De la « Nouvelle danse française » à la nouvelle danse française, le pas suspendu de Michèle Bargue.

Il y a 30 ans, c’est par la nouvelle danse française, représentée par Dominique Bagouet et Philippe Decouflé, que se lance «Vidéodanse ». Ils voisinent avec Balanchine, Kurt Joos, Kazuo Ohno, Cunningham, Pina Bausch.

Michèle Bargue, qui a ouvert cette manifestation et à qui nous devons ce formidable travail de « sociologue d’images » de la danse, quitte ses fonctions cette année. Elle a su en faire un merveilleux outil à la fois historique et créateur puisqu’il a donné un public, à un champ insolite profondément disparate, celui de la danse sous toutes ses formes…et ouvert à tous, là dans le sous- sol du centre Pompidou.

Revenir 30 ans en arrière, revoir les anciennes bobines, voilà l’occupation d’un dimanche quand il fait un peu gris et que les pirouettes souriantes et graphiques de Bagouet et de Decouflé vous attirent comme les petites flammes crépitantes d’un bon feu de bois. Bagouet, dont ma voisine ignore même jusqu’au nom (comme quoi cette manifestation ne doit pas disparaître) est présenté avec trois vidéos : Planète Bagouet de Charles Picq (1994), Tant mieux tant mieux de Dominique Bagouet et Charles Picq (1983) et enfin Jours étranges, une captation de Myriam Copier (2003).
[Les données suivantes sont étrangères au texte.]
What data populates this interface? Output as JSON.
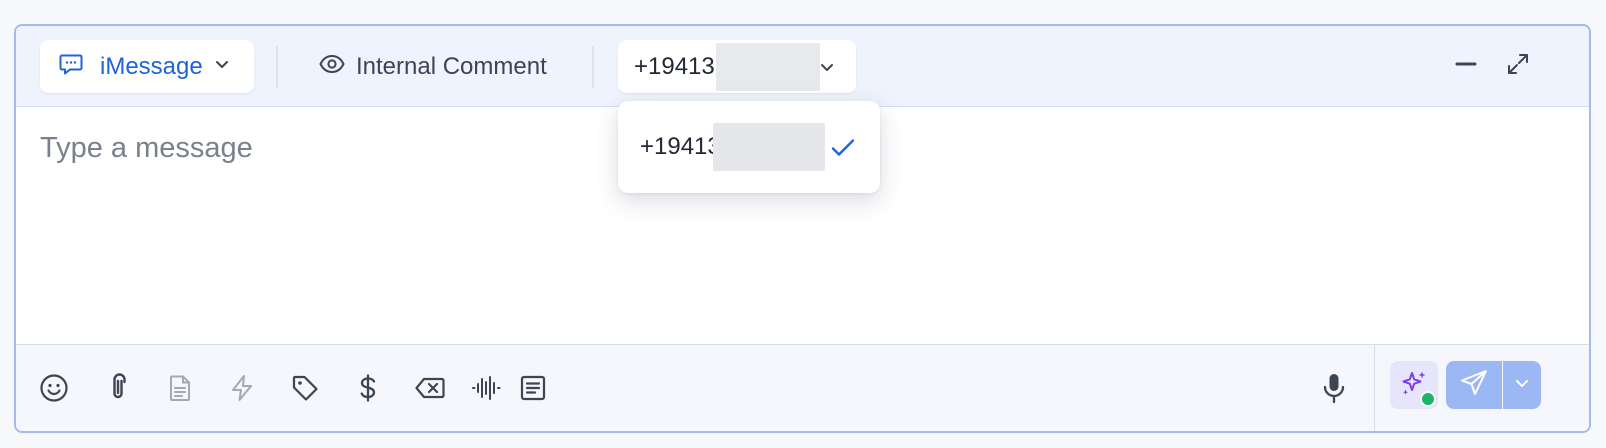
{
  "header": {
    "channel": {
      "label": "iMessage",
      "icon": "chat-bubble-icon"
    },
    "internal_comment": {
      "label": "Internal Comment",
      "icon": "eye-icon"
    },
    "phone_select": {
      "selected": "+19413"
    },
    "actions": [
      "minimize-icon",
      "expand-icon"
    ]
  },
  "composer": {
    "placeholder": "Type a message",
    "value": ""
  },
  "dropdown": {
    "options": [
      {
        "label": "+19413",
        "selected": true
      }
    ]
  },
  "toolbar": {
    "tools": [
      "emoji-icon",
      "paperclip-icon",
      "document-icon",
      "lightning-icon",
      "tag-icon",
      "dollar-icon",
      "clear-icon",
      "audio-wave-icon",
      "template-icon"
    ]
  },
  "colors": {
    "accent": "#1f63d8",
    "header_bg": "#eef3fd",
    "send_button": "#9bb8f5",
    "ai_button_bg": "#e7e5fb",
    "ai_icon": "#7b3fe4",
    "status_dot": "#22b36b"
  }
}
Planète Bagouet est une sorte de déroulé dans l’univers de Bagouet. Il a été tourné quelques mois après sa mort. Voir ce visage enfantin, cette silhouette un peu diablotine avec cette fragilité que  donnent la conscience des lourdes et trop rapides missions conclues par la mort à 41 ans. Voir dans son oeuvre comment sont métabolisés ses souvenirs et son ressenti est toujours quelque chose de profondément émouvant. Burlesque, pétri de cette formation classique,  il va  inventer un nouveau vocabulaire du  mouvement : travail  du centre, justesse des appuis, transfert de poids, rebond, indépendance de la main, du visage, du regard, importance du souffle, importance de l’action et des petits gestes… tout est là dans ses ballets humoristiques, qui avec pudeur infinie, mettent à nu l’univers du danseur; dommage ses danseurs parlent de trop… un peu comme dans le film de Wenders sur Pina Bausch on a envie de les voir eux, eux qui ont disparu…                  

Tant mieux tant mieux ! est un film esthétique, des images échappées de l’âme du chorégraphe et qui mettent en relation la fugacité artistique du mouvement et le quotidien de l’action… leur échange parfois burlesque… La captation me semble moins évidente il n’est plus là et tout date un peu : sans construction véritable, le film s’enlise.

A cette univers du « regard intérieur » s’oppose l’univers de Philippe Decouflé complètement tourné vers la communication: la manipulation des formes grâce à des techniques audiovisuelles, c’est drôle,  mais peut-être un peu « trop »

Tout cela a fabriqué un monde qui s’est mis en marche… voir où en sont les jeunes chorégraphes Daniel Linehan, Trajal Harrel et Nadia Beugré est aussi une réponse de Vidéodanse voulue par Michèle Bargues, qui nous interpelle dans sa continuité…

Laurence Guez, Centre Pompidou, Paris (Avril 2011)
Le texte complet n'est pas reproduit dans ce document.